The Supreme Court of Appeal confirmed the trial court’s finding that it was defamatory to publish that a named person was suspected of committing a serious crime and that a concomitant affront to dignity was involved. The court also confirmed by a majority the trial court’s finding that, in the particular circumstances of the case, it was not in the public interest to disclose the identity and publish a photograph of Mr Suliman when he was merely a suspect, had not been charged and had made no appearance in court. However, the majority of the court reversed the trial court’s finding that some errors of fact in the reports rendered the defamatory aspects of the reports untrue. It did so because the errors related to peripheral facts which had no bearing on the defamatory aspects of the reports and could not be said to have rendered the defamatory aspects untrue. It held that they were true. However, as truth alone is not a defence in South African law, if liability was to be avoided, it had to be shown that publication of the truth (if defamatory) was in the public interest. That had not been shown.

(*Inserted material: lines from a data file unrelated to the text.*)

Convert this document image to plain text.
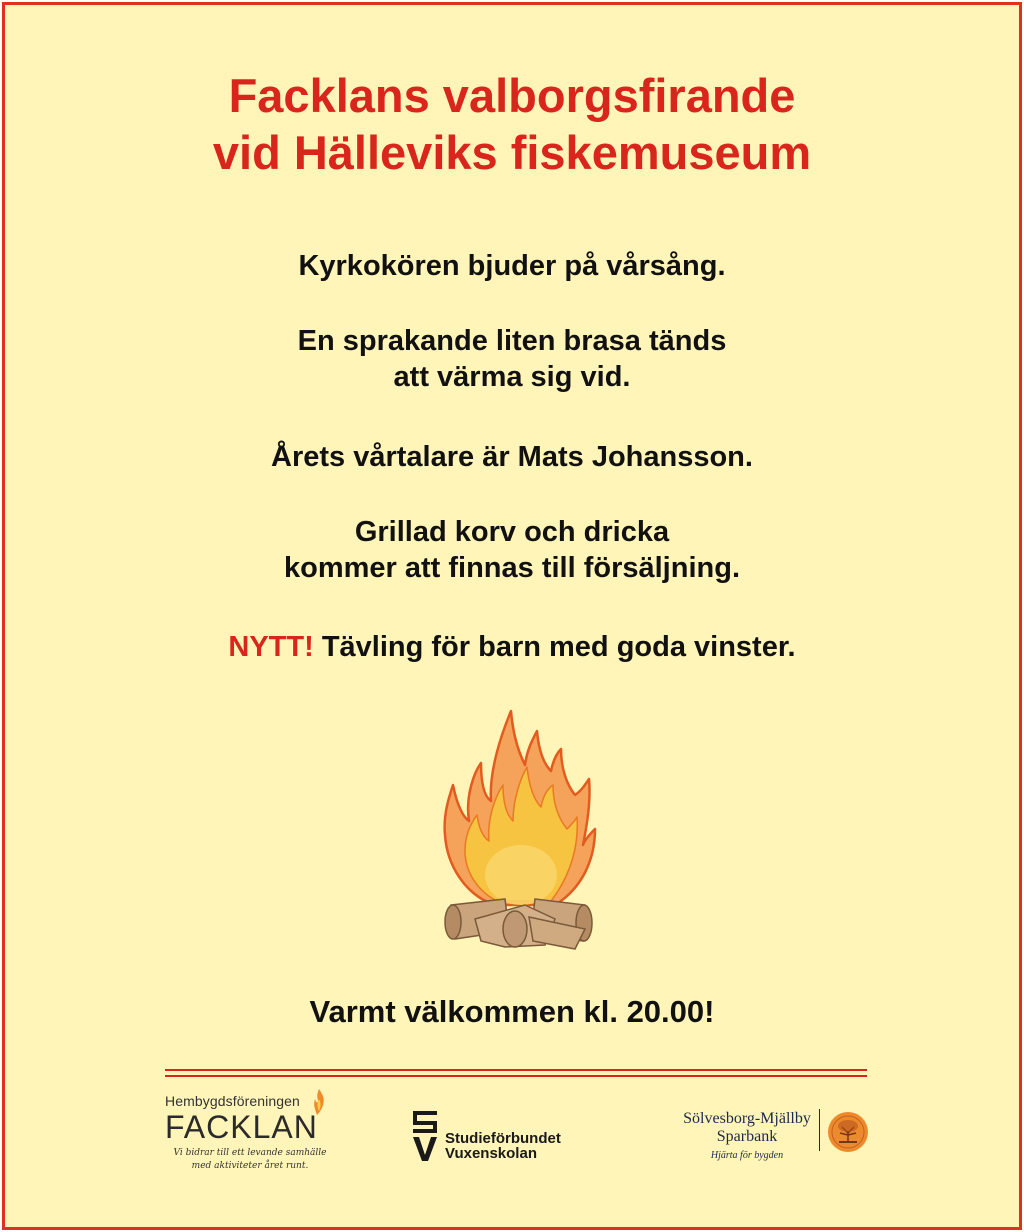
Facklans valborgsfirande
vid Hälleviks fiskemuseum
Kyrkokören bjuder på vårsång.
En sprakande liten brasa tänds
att värma sig vid.
Årets vårtalare är Mats Johansson.
Grillad korv och dricka
kommer att finnas till försäljning.
NYTT! Tävling för barn med goda vinster.
Varmt välkommen kl. 20.00!
Hembygdsföreningen
FACKLAN
Vi bidrar till ett levande samhälle
med aktiviteter året runt.
Studieförbundet
Vuxenskolan
Sölvesborg-Mjällby
Sparbank
Hjärta för bygden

The Supreme Court of Appeal refused to lay down that premature disclosure of the identity of a suspect by the media will always be actionable and emphasised that there may be circumstances in which the disclosure will be in the public interest. But, generally speaking, it was not in the public interest. In reaching this conclusion the court had to weigh the conflicting constitutional and common law rights of reputation, dignity and privacy on the one hand, and on the other, the constitutional right to freedom of expression, freedom of the press and its right to impart information to the public. It stressed that none of these rights, all of which are constitutionally entrenched, is entitled to be permanently prioritised over the others and that which rights should be accorded greater weight would have to be judged in the light of the particular circumstances attending a given case.
The court overturned the trial court’s award of R10 000 for invasion of privacy on the ground that no invasions of privacy were involved in the public acts of arresting and detaining Mr Suliman and that the disclosure of the other facts complained of were too harmless and trivial to justify according a remedy in law.
The basis upon which the trial judge had assessed the damages for defamation and affront to dignity had been that defamatory aspects of the reports had been untrue and that those allegations had been recklessly made. Those findings had been found to be wrong so that the damages had to be reassessed. In doing so, the Supreme Court of appeal took into account the serious nature of the defamation and the extensive publicity it received but tempered these considerations with the fact that by the time the reports were published Mr Suliman had already been named in national television broadcasts as a suspect, that many readers of the reports would have already been aware of the allegation, that the context of the reports in which the defamatory allegations occurred was strongly sympathetic to Mr Suliman, that the defamatory aspect of the reports were true, and that, most importantly, the reports made it clear that there was no evidence linking him to the bombing. In the circumstances the court considered that an award of R50 000,00 would be appropriate.
As both sides had achieved a significant measure of success on appeal (the defendants had succeeded in having the award for invasion of privacy set aside and the award for defamation and affront to dignity substantially reduced; the plaintiff had succeeded in warding off the defendant’s attempt to have the entire judgment in his favour set aside), the parties were each ordered to pay their own costs of appeal. The costs of the applications for leave to appeal in the trial court and the Supreme Court of Appeal were ordered to be paid by Mr Suliman.
The costs order relating to the trial in the High Court and which was predominantly in favour of Mr Suliman was left undisturbed.